Today Saudi Arabia shows a modest premium of about 2.9%, while Egypt shows a very small premium of about 1.8%. The parallel cross-rate already bakes both of these gaps in, which is why it reflects what traders actually pay.
Saudi Arabia and Egypt: who converts SAR to EGP?
Saudi Arabia and Egypt are linked by trade, migration and remittances, so people regularly need to value the Saudi Riyal against the Egyptian Pound.
The Saudi riyal is pegged to the US dollar at 3.75 and trades freely, so the official and street rates are effectively the same. Egypt has repeatedly devalued the pound to close the gap with the street, making its black-market rate a closely tracked economic signal.

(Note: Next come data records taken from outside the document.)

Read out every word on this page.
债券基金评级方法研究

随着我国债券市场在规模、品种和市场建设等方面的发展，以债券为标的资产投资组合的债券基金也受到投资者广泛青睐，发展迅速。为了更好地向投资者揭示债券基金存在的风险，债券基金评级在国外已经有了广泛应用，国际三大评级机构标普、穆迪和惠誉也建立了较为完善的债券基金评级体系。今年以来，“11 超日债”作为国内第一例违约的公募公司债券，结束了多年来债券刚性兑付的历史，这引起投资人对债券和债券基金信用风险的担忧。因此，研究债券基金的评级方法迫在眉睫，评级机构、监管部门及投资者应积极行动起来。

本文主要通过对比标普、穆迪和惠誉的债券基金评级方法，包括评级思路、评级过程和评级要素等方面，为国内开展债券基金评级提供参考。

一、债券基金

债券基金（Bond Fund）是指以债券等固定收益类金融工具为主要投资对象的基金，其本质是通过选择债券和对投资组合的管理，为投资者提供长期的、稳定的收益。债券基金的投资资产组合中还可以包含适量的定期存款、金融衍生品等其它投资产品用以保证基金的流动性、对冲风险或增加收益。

Converting Saudi Riyal to Egyptian Pound safely
Use the converter on this page to turn any Saudi Riyal amount into Egyptian Pound at the live parallel cross-rate, and check it against the reverse (EGP → SAR) direction too. All figures are aggregated from P2P platforms, community reports and market monitoring on both sides, then refreshed hourly.
These rates are published for information and price-transparency only — they are not an offer to trade and are not financial or legal advice. Many countries require foreign-currency transactions to go through licensed channels, so confirm the rules in both Saudi Arabia and Egypt before converting any money.